Open lorenzoFabbri opened 2 years ago
I haven't been able to reproduce the error you're getting. Can you tell me a bit more about your inputs to ewaff.sites()?
e.g.
What does the call look like? sites.ret <- ewaff.sites(methylation ~ variable + continuous + categorical, variable.of.interest="variable", methylation=methylation, data=data, generate.confounders="sva", random.subset=1, n.confounders=1, method="glm")
What are the dimensions of the 'methylation' matrix and 'data'?
methylation.no.outliers <- ewaff::ewaff.handle.outliers(methylation = meth.time,
method = "iqr")[[1]]
colnames(methylation.no.outliers) <- paste0("s",
1:dim(methylation.no.outliers)[2])
cpg.sites <- rownames(methylation.no.outliers)
methylation.no.outliers <- as.data.frame(methylation.no.outliers)

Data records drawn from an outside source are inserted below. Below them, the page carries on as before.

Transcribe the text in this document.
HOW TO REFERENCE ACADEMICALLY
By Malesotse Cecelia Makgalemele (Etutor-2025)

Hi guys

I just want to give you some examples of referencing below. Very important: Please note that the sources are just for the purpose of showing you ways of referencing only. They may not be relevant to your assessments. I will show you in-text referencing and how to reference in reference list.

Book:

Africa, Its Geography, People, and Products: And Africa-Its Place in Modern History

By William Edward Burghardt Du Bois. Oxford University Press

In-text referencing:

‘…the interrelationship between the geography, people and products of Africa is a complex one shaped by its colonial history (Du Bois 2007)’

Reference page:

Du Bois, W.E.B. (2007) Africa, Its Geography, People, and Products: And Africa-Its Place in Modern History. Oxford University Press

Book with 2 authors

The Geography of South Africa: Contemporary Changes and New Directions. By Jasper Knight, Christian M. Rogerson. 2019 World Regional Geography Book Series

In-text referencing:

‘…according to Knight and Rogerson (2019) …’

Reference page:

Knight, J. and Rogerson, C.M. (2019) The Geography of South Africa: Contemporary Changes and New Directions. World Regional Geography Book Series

rownames(methylation.no.outliers) <- cpg.sites
gc()
formula.tmp <- paste("methylation~", exposure, "+",
paste(colnames(metadata), collapse = "+"))
res.tmp <- ewaff::ewaff.sites(formula = formula.tmp,
variable.of.interest = exposure,
methylation = methylation.no.outliers,
data = x,
method = "rlm")
In my case methylation.no.outliers
has dimension 300,000 by 140 and x
has dimension 140 by 7.
I see that formula.tmp is defined using 'metadata' but 'x' is passed as 'data'. Are they the same? Could you send the output of print("formula.tmp"), print(x[1:3,]), print(exposure)?
[1] "methylation~ log.mep_e + e3_sex.x+cohort.x+season+age_sample_years.x+zBMI+hs_dift_mealblood_imp"
log.mep_e e3_sex.x cohort.x season age_sample_years.x zBMI hs_dift_mealblood_imp
1 0.8512623 / / spring / -0.3376235 2.166667
2 0.3855461 / / winter / 0.1117272 1.600000
3 -0.6155476 / / winter / -0.1173215 1.416667
[1] "log.mep_e"
Still not able to reproduce this error. Would it be possible for you to compile a small dataset that you could share with me that generates that error?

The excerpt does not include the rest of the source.